The thing is, the chip on this board can not only read RFID tags, but it can read and write NFC cards. So if I can get over the initial hurdle of communicating with the chip, I will be able to explore both RFID and NFC tags or cards.
There are three separate things to answer or solve. First, how to connect to it? The chip (and breakout board) supports I2C, SPI, and UART (at TTL levels). Second, what should I connect to it? My options are an iPad or iPhone (with the RedPark serial cable), a Windows laptop, Mac desktop, or a Microchip PIC. The third question is what code to write or run? AdaFruit provides Arduino code to communicate with the PN532, but I do not have an Arduino. There is also libnfc (link). I tried to compile this on my Mac, but I do not a compiler set-up at the command prompt (I think is something to do with my latest XCode installation).
I am most familiar with UART, and this works on all of the hardware I am considering, so I decided to go with that for now. For the connectors, I added a 5-pin header to the UART holes, and I soldered on the jumper headers, so I could select between the communication options (UART, SPI, I2C).
This leaves the following possibilities...
- libnfc on the Mac. I had given this a quick try and found that I did not have a compiler set-up. At the moment, I am more interested in very basic connectivity, so I might get back to this later.

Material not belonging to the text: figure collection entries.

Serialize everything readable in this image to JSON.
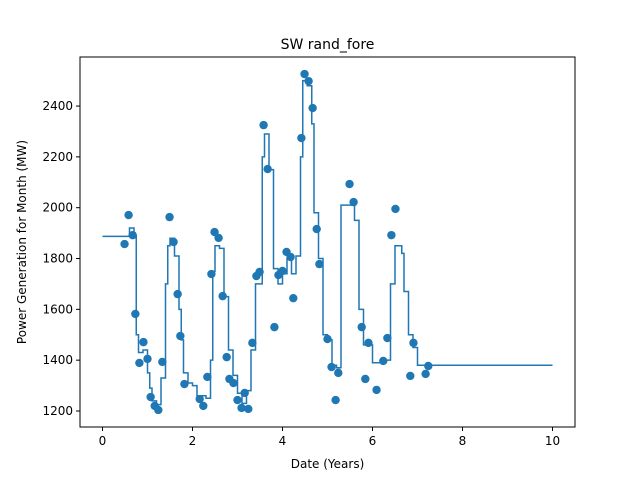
{
  "chart_data": {
    "type": "scatter",
    "title": "SW rand_fore",
    "x_label": "Date (Years)",
    "y_label": "Power Generation for Month (MW)",
    "xlim": [
      -0.5,
      10.5
    ],
    "ylim": [
      1137,
      2593
    ],
    "xticks": [
      0,
      2,
      4,
      6,
      8,
      10
    ],
    "yticks": [
      1200,
      1400,
      1600,
      1800,
      2000,
      2200,
      2400
    ],
    "series": [
      {
        "color": "#1f77b4",
        "x": [
          0.49,
          0.58,
          0.67,
          0.73,
          0.82,
          0.91,
          1.0,
          1.07,
          1.16,
          1.24,
          1.33,
          1.49,
          1.58,
          1.67,
          1.73,
          1.82,
          2.16,
          2.24,
          2.33,
          2.42,
          2.49,
          2.58,
          2.67,
          2.76,
          2.82,
          2.91,
          3.0,
          3.09,
          3.16,
          3.24,
          3.33,
          3.42,
          3.49,
          3.58,
          3.67,
          3.82,
          3.91,
          4.0,
          4.09,
          4.18,
          4.24,
          4.42,
          4.49,
          4.58,
          4.67,
          4.76,
          4.82,
          5.0,
          5.09,
          5.18,
          5.24,
          5.49,
          5.58,
          5.76,
          5.84,
          5.91,
          6.09,
          6.24,
          6.33,
          6.42,
          6.51,
          6.84,
          6.91,
          7.18,
          7.24
        ],
        "values": [
          1857,
          1971,
          1892,
          1582,
          1389,
          1471,
          1405,
          1255,
          1220,
          1204,
          1393,
          1963,
          1865,
          1660,
          1495,
          1306,
          1247,
          1220,
          1334,
          1739,
          1904,
          1881,
          1652,
          1412,
          1326,
          1310,
          1243,
          1212,
          1271,
          1208,
          1468,
          1731,
          1747,
          2325,
          2152,
          1530,
          1735,
          1751,
          1826,
          1806,
          1644,
          2274,
          2526,
          2498,
          2392,
          1916,
          1778,
          1483,
          1373,
          1243,
          1350,
          2093,
          2022,
          1530,
          1326,
          1468,
          1283,
          1397,
          1487,
          1892,
          1995,
          1338,
          1468,
          1346,
          1377
        ]
      },
      {
        "color": "#1f77b4",
        "drawstyle": "steps-post",
        "x": [
          0,
          0.6,
          0.7,
          0.75,
          0.8,
          0.9,
          1.0,
          1.05,
          1.1,
          1.2,
          1.3,
          1.4,
          1.45,
          1.5,
          1.6,
          1.7,
          1.75,
          1.8,
          1.9,
          2.0,
          2.1,
          2.3,
          2.4,
          2.45,
          2.5,
          2.6,
          2.7,
          2.8,
          2.9,
          3.0,
          3.1,
          3.2,
          3.3,
          3.4,
          3.55,
          3.6,
          3.7,
          3.8,
          3.9,
          4.0,
          4.1,
          4.2,
          4.3,
          4.4,
          4.45,
          4.55,
          4.65,
          4.7,
          4.8,
          4.9,
          5.0,
          5.1,
          5.2,
          5.3,
          5.5,
          5.6,
          5.7,
          5.8,
          5.9,
          6.0,
          6.2,
          6.4,
          6.5,
          6.65,
          6.7,
          6.8,
          6.9,
          7.0,
          7.2,
          10
        ],
        "values": [
          1887,
          1920,
          1890,
          1500,
          1430,
          1440,
          1350,
          1290,
          1240,
          1225,
          1330,
          1700,
          1850,
          1880,
          1810,
          1600,
          1480,
          1350,
          1310,
          1300,
          1260,
          1250,
          1400,
          1750,
          1850,
          1840,
          1650,
          1440,
          1340,
          1270,
          1230,
          1280,
          1440,
          1700,
          2200,
          2290,
          2150,
          1760,
          1700,
          1740,
          1800,
          1740,
          1810,
          2200,
          2500,
          2480,
          2330,
          1980,
          1800,
          1500,
          1480,
          1380,
          1370,
          2010,
          2010,
          1950,
          1600,
          1460,
          1460,
          1390,
          1400,
          1700,
          1850,
          1820,
          1670,
          1500,
          1450,
          1380,
          1380,
          1380
        ]
      }
    ]
  }
}
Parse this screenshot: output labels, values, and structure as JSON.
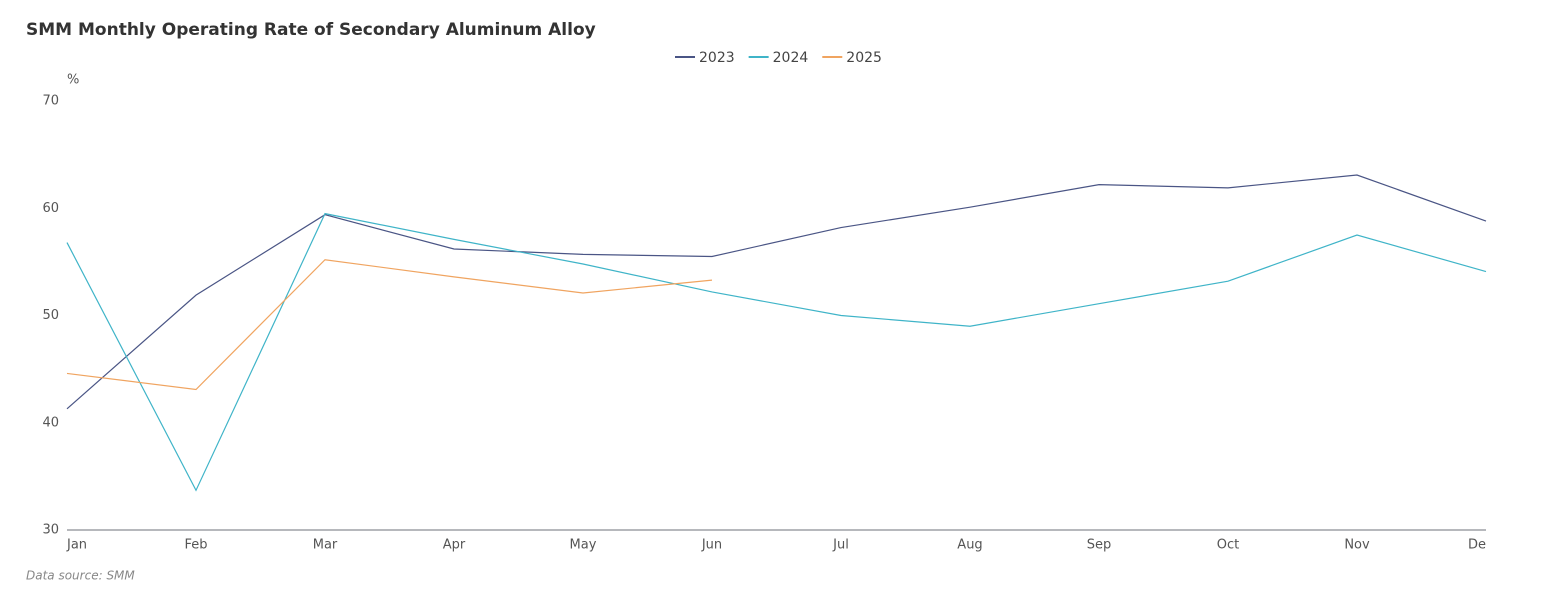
{
  "chart_data": {
    "type": "line",
    "title": "SMM Monthly Operating Rate of Secondary Aluminum Alloy",
    "y_axis_label": "%",
    "source": "Data source:  SMM",
    "categories": [
      "Jan",
      "Feb",
      "Mar",
      "Apr",
      "May",
      "Jun",
      "Jul",
      "Aug",
      "Sep",
      "Oct",
      "Nov",
      "De"
    ],
    "series": [
      {
        "name": "2023",
        "color": "#4a5585",
        "values": [
          41.3,
          51.9,
          59.4,
          56.2,
          55.7,
          55.5,
          58.2,
          60.1,
          62.2,
          61.9,
          63.1,
          58.8
        ]
      },
      {
        "name": "2024",
        "color": "#3fb4c8",
        "values": [
          56.8,
          33.7,
          59.5,
          57.1,
          54.8,
          52.2,
          50.0,
          49.0,
          51.1,
          53.2,
          57.5,
          54.1
        ]
      },
      {
        "name": "2025",
        "color": "#f0a460",
        "values": [
          44.6,
          43.1,
          55.2,
          53.6,
          52.1,
          53.3,
          null,
          null,
          null,
          null,
          null,
          null
        ]
      }
    ],
    "ylim": [
      30,
      70
    ],
    "yticks": [
      30,
      40,
      50,
      60,
      70
    ],
    "grid": false,
    "legend": "top"
  }
}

- new code on an iPad. The RedPark serial cable I have supports a UART rate of 57.6Kb/s. From what I can tell, the default for the PN532 is 115.2Kb/s. I am going to pass on this at the moment, since it looks like this might not work at all (unless I can lower the rate of the PN532 and keep that as the default).
- new code on a PIC. The upper limit of the PIC UART speed, when not using a crystal on the PIC, might be too low. I would have to understand that first. Then, if I did have connectivity, I would not have a simple way to show the results.
- new code on a Mac. This is what I am going to try first. I have worked with serial ports on the Mac OS X before, where the serial port was a BlueTooth device, so I have some code to start with.
Hopefully I will get something working eventually. I will post an update when I do.